The Field of Accumulation: The Lineage of the Three Renowned Cycles of Dzogchen

Tsok zhing according to Menri

Tsok zhing according to MenriThe Yungdrung Bon Merit Field of the Menri Tradition

In the Yungdrung Bön tradition, the place where the deities and objects of veneration are gathered is called the “Tsok Zhing”, the “Field of Accumulation”.  It is also sometimes translated as the “Field of Merit” or the “Merit Field” because what is being accumulated by paying homage and making offerings to this place is merit, or virtue.  This is the Merit Field according to the Menri Tradition from a drawing done by the great master and scholar HE Yongdzin Tenzin Namdak Rinpoche.

Outline guide for tsok zhing Dzogchen Drakpa Korsum

Diagram highlighting the placement of the Dzogchen Lineage within the Merit Field thangkha.

#1-28 depicts the Lineage of the Three Renowned Cycles of Dzogchen. In Tibetan, the Dzogchen Drakpa Korsum Gyü.

1. The source of the lineage, the White Light Deity, Shenlha Ökar.  He appears in the form of dzok ku, the enlightened Body of the Perfected Qualities and wears the corresponding ornaments.  His compassion is all-pervasive.

2. The Five Victorious Families who have gone beyond bliss, aka The Five Buddha Families.

3. Chimé Tsukphü.  He was the previous existence of the enlightened Lord Tönpa Shenrab Miwoche immediately before descending from heaven to earth.

4. Lhashen Yongsu Dakpa.  He was the shen of the gods who received the teachings from Chimé Tsukphü.

5. Milu Samlek.  He was the shen of the humans who received the teachings from Chime Tsukphü. He was born a prince in the ancient land of Tazik as his father, the king, was about to die.  He was known for his intelligence even as a young man.

#6-10  The Transmission of the Changeless Sages

6. Lushen Yeshé Nyingpo.  He is the shen of the lu, aka nagas, who received the teachings from Chime Tsukphü.
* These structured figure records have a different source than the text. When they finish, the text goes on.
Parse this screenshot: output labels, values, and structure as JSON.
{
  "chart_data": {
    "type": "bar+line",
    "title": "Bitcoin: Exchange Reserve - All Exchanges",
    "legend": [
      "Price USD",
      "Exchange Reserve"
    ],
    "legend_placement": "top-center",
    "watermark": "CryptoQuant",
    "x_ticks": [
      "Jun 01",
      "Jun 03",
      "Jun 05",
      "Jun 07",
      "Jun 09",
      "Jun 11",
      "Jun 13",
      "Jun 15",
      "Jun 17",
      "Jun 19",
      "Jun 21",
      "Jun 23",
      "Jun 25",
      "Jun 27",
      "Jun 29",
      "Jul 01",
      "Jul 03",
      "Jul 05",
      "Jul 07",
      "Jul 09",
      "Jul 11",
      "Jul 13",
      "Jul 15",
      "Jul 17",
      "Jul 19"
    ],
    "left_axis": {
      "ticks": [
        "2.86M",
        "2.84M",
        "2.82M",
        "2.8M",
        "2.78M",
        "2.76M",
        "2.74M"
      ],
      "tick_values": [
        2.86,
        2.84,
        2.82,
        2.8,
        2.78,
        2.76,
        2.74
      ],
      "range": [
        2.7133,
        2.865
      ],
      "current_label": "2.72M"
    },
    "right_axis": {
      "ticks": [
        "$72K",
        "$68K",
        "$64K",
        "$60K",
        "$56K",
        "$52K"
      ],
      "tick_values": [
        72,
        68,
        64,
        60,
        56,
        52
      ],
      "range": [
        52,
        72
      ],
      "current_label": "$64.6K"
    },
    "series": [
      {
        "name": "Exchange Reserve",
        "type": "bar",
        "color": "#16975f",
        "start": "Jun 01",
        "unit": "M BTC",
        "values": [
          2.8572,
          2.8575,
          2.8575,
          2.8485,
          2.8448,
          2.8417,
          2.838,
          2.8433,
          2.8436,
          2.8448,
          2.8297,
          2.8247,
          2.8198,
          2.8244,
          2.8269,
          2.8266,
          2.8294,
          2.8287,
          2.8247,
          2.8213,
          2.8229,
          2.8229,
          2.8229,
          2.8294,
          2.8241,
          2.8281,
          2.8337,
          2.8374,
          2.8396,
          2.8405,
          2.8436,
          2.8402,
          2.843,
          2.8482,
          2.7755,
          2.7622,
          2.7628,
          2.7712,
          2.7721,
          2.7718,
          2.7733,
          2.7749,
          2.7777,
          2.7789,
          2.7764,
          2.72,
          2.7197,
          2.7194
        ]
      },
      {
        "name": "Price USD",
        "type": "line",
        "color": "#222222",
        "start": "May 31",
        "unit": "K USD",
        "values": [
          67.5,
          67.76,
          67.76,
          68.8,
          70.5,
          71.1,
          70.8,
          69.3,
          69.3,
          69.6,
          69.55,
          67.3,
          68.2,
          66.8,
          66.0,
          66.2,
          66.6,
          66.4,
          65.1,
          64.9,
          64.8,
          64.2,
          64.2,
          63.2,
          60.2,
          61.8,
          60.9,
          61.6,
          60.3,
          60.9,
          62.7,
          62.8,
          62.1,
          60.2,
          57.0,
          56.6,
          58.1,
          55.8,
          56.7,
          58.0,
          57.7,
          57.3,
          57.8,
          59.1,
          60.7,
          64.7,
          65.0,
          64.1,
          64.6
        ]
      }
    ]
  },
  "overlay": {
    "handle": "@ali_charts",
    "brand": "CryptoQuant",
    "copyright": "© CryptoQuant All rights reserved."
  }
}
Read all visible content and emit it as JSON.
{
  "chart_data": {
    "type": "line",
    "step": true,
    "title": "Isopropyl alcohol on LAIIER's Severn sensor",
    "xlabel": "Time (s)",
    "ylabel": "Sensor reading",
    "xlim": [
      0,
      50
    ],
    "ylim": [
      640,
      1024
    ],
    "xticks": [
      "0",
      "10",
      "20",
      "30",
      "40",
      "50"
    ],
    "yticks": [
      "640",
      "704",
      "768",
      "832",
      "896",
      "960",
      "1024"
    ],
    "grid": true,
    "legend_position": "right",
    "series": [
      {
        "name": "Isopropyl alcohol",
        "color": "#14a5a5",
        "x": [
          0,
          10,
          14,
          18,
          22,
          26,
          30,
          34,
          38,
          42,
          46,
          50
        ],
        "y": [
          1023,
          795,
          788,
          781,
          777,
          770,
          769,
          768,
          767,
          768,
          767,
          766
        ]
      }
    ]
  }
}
7. Ödzer Pakmé.  He was a master from Tazik.

8. Münpo Künsal

9. Trulshen Nangden

10. Sangwa Düpa.  He was a chief disciple of Chimé Tsukphü. He was born a prince of Tazik.

Translator and great yogi, Lama Tonggyung Tuchen


#11-14 The Transmission of the Scholarly Translators

11. Tonggyung Tüchen

12. Sé Bön Shari Uchen 

13. Chétsa Kharbu

14. Nyachen Lishu Taring.  A king and queen found a beautiful young girl in a forest. They named her Takza Liwer. Some time later, through the performance of ritual, she transformed herself into a man. However, she was still female when she wrote the root text for the Lineage of the Three Renowned Cycles of Dzogchen in the 8th century.  As a male, he became heir to the kingdom and was called Nyachen Lishu Taring.

15. Dé Bön Gyimtsa Machung  

16. Drupchen Chogye

17. Choza Bönmo

18. Zhotön Ngödrup Drakpa. He was an emanation of Lishu Taring and a tertön, or treasure revealer,  who rediscovered hidden texts behind a statue of Vairochana in Lhodrak that were hidden by Lishu Taring during a time of persecution for the Yungdrung Bön.

19. Gyaton Jodé

20. Zhikpo Nangseng

21. Kyotön Ngakpal

22. Yotön Lhunpal

23. Sengé Drukdra

24. Bönzhik Lodé

25. Tokden Yungrin

26. Khetsün Sherdrüp

27. Yonten Sengé

28. The Second Victor and founder of Tashi Menri Monastery, Nyammé Sherap Gyalsten 1356-1415.